Quand l’historien aborde un livre sacré, il doit le faire sur la pointe des pieds mais avec fermeté et une conviction chevillée au corps : mettre émotion, passion, foi et croyances sur une étagère. Il ne s’agit pas de faire « comme si » mais simplement de ne pas opérer une confusion des genres. L’étude du personnage historique Jésus de Nazareth, Jeshua pour les juifs, Issa pour les musulmans, est de ce point de vue un cas d’école. Jésus est vécu comme un des grands prophètes par une grande partie de la communauté juive, il est encore perçu comme le Messie par quelques courants en son sein (Juifs-Chrétiens), il est le plus grand prophète de l’islam, plus important que Mohamad lui même, celui qui reviendra à la fin des Temps, et présidera au Jugement, il est enfin vrai homme et vrai Dieu pour les chrétiens, Dieu qui décide de vivre l’entièreté de la condition humaine, la tentation, la colère, la peur et l’angoisse, la souffrance et la mort pour montrer un chemin d’amour afin de gagner en ressuscitant, la vie éternelle aux côtés de Dieu comme l’affirme leur credo.Mais pour l’historien, Jésus de Nazareth est un homme de son temps, un Juif judéen de Galilée issu d’une famille d’artisans sans doute cultivé, entouré de frères et sœurs, vivant dans une contrée du nord de la Palestine semée de villages, de bourgades, de petites villes très proches les unes des autres, au début de l’Empire romain, convaincu que le Royaume de Dieu va s’installer sur Terre de son vivant. Persuadé de cela, il va de village en village entouré de quelques compagnes et compagnons (celles et ceux avec lesquels on partage son pain, les apôtres) annoncer cette « bonne nouvelle » (εὐαγγέλιον / euangélion , évangile). Il est loin d’être le seul à cette époque. Dans un contexte de forte agitation intellectuelle (développement de la philosophie grecque, modernisme de la religion juive de cette époque), nombreux sont les personnages qui sillonnent ainsi cette région pour partager leur vision du monde (Jean le Baptiste, les Esséniens, Apolonios de Thyane et bien d’autres encore).

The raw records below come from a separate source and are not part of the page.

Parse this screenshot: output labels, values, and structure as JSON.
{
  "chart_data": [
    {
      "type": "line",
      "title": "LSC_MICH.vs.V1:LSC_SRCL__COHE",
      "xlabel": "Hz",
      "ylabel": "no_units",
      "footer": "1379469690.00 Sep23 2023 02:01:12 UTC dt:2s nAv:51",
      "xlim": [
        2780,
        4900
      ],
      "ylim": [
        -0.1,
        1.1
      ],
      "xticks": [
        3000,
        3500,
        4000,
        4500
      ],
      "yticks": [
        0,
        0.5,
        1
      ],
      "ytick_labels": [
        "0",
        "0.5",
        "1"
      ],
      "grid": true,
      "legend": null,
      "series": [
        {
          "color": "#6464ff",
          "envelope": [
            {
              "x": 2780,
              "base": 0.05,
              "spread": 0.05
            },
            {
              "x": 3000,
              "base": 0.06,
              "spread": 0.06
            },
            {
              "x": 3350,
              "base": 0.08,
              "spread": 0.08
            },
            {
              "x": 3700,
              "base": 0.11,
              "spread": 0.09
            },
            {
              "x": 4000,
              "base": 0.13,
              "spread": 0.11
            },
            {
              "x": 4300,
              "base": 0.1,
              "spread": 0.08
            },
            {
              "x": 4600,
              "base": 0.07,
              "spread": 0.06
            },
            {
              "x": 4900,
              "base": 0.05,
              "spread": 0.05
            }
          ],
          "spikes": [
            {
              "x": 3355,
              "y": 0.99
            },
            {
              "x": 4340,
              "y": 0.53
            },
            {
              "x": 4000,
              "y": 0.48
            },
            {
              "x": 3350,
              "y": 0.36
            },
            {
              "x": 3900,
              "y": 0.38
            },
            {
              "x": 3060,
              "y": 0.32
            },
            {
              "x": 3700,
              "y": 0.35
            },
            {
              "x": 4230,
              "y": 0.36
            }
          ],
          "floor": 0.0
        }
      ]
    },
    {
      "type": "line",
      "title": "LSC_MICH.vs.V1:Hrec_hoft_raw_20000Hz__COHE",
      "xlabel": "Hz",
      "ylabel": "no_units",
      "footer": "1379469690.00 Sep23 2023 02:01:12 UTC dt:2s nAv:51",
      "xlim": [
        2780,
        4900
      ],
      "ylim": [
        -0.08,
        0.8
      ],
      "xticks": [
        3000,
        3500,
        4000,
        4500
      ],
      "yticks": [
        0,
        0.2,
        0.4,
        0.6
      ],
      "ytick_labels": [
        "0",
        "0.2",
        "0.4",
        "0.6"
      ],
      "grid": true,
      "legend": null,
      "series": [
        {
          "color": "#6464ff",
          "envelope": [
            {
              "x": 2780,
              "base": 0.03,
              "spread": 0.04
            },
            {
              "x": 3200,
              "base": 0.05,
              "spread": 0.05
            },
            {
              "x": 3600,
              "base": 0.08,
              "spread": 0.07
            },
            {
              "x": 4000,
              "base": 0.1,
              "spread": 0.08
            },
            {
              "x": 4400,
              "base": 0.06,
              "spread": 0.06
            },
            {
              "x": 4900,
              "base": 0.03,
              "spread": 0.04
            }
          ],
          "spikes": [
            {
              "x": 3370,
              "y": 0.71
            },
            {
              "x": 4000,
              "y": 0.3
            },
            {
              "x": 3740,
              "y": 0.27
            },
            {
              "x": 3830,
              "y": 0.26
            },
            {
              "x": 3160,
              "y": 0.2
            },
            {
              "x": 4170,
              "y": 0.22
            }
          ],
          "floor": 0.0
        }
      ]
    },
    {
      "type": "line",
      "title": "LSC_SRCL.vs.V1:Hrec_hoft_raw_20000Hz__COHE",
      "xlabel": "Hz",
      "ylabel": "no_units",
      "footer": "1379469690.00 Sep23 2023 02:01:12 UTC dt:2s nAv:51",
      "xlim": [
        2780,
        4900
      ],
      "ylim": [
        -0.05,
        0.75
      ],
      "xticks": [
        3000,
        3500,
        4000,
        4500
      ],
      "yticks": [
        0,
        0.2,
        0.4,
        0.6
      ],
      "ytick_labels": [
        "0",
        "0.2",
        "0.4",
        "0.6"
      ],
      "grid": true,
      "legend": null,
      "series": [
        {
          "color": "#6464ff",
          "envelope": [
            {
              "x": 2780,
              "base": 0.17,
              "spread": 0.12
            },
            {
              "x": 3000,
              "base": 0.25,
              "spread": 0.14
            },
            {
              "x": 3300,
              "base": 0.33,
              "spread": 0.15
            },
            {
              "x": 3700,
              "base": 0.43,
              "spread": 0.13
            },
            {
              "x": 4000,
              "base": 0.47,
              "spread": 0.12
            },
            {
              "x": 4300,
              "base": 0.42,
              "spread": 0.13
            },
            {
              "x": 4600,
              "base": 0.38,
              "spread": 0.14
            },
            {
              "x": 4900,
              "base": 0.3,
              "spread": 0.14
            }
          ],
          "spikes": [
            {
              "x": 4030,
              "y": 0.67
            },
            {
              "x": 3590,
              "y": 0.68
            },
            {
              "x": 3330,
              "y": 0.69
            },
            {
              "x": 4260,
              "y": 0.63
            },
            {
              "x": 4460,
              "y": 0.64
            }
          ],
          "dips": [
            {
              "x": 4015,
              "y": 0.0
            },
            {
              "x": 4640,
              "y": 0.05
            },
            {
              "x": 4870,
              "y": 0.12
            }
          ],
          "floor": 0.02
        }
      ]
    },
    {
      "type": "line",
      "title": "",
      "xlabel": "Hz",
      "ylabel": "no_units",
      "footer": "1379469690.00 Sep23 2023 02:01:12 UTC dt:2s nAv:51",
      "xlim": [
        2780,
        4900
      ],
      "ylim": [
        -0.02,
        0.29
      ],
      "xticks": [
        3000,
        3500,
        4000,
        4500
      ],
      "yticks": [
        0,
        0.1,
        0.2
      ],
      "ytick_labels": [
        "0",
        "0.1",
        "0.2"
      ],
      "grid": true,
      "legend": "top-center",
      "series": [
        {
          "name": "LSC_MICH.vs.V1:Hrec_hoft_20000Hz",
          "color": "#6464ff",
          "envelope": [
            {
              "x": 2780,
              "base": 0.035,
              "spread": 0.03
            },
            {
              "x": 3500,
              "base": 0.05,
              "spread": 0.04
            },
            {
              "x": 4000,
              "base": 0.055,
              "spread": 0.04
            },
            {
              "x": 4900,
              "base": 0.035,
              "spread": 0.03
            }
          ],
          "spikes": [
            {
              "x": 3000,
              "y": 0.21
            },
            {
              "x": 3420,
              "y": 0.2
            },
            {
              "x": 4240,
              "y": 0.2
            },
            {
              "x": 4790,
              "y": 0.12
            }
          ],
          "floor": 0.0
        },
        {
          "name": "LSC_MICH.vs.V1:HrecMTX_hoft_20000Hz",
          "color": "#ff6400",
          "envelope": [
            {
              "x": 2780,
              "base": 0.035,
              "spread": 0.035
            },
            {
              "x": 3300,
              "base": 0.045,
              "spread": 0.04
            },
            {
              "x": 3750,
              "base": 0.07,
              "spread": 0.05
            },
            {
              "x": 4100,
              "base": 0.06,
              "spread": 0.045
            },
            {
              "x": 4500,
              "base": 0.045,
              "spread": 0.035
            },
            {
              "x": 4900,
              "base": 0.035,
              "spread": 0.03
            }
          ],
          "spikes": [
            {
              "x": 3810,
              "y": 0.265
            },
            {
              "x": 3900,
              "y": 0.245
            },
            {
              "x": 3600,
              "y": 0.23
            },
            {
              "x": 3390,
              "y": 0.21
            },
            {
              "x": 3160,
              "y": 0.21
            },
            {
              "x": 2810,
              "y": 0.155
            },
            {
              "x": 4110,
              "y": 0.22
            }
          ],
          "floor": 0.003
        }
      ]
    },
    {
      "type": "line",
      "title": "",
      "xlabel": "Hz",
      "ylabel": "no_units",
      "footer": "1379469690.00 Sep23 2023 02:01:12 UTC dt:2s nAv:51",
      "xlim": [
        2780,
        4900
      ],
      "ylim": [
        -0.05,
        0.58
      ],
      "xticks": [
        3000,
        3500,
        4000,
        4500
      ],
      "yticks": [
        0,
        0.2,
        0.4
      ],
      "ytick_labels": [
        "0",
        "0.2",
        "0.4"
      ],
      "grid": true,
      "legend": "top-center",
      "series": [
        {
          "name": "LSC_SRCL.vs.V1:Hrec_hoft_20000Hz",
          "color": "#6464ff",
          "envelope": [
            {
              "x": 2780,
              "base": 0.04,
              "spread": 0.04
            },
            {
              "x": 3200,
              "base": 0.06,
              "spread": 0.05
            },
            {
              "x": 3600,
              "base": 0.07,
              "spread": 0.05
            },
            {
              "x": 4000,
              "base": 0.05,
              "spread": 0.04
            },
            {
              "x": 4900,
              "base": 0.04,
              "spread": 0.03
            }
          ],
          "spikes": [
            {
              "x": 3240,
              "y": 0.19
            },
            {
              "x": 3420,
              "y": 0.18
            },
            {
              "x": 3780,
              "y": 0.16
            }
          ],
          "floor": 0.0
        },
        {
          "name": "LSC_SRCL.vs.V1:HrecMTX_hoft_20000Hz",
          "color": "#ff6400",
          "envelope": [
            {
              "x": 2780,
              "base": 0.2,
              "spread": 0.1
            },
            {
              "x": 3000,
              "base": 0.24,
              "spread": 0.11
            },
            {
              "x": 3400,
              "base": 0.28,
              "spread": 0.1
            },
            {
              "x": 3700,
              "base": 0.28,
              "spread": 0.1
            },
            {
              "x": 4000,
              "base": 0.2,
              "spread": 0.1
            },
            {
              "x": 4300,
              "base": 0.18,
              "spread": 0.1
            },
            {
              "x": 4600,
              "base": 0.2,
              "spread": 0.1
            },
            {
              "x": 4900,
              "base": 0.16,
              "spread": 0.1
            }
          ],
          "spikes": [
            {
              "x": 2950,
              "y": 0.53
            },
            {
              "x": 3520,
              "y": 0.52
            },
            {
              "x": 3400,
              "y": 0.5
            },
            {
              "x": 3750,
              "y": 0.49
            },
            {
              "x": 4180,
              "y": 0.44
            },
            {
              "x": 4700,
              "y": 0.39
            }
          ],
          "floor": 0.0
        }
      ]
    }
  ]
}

Le message de Jésus de Nazareth dérange politiquement les autorités romaines et juives de son temps. Il en est mort, victime de machination politique. Ce n’est guère une question religieuse. Les Romains avaient une grande tolérance à cet égard. Pour résumer, un dieu en plus pour eux ne pouvait être qu’une bonne chose. C’était une protection supplémentaire pour l’empire naissant. Mais ils étaient impitoyables quand ils percevaient une contestation de l’ordre divin, toujours considéré comme un ordre politique (on ne différencie pas les deux). Un Royaume de Dieu (qui plus est d’un dieu présenté comme unique et universel) ne pouvait être perçu par les Romains que comme une atteinte à l’unité de l’empire incarnée par l’empereur dont la fonction divine était de maintenir l’harmonie entre les forces terrestres et les forces divines. Un crime contre l’ordre public ! dilemme que résolu Augustin d' Hypone (saint-Augustin) au IV° siècle en opérant un fabuleux tour de passe passe dans sa Cité de Dieu. L'empereur n'est pas dieu mais l'intermédiaire entre Dieu et les hommes. L'empire romain est le miroir du Royaume de Dieu, ce royaume que Jésus de Nazareth pensait annonçait et pensait voir de son vivant mais qui commençait à tarder. Rendre un culte à l'empereur n'est pas un acte religieux mais un acte politique nécessaire pour maintenir l'harmonie entre les forces d'en haut et celles d'en bas. Le tour était joué, l'empire devint chrétien, un christianisme lourd de conflits futurs. Augustin est le fondateur du christianisme moyenâgeux.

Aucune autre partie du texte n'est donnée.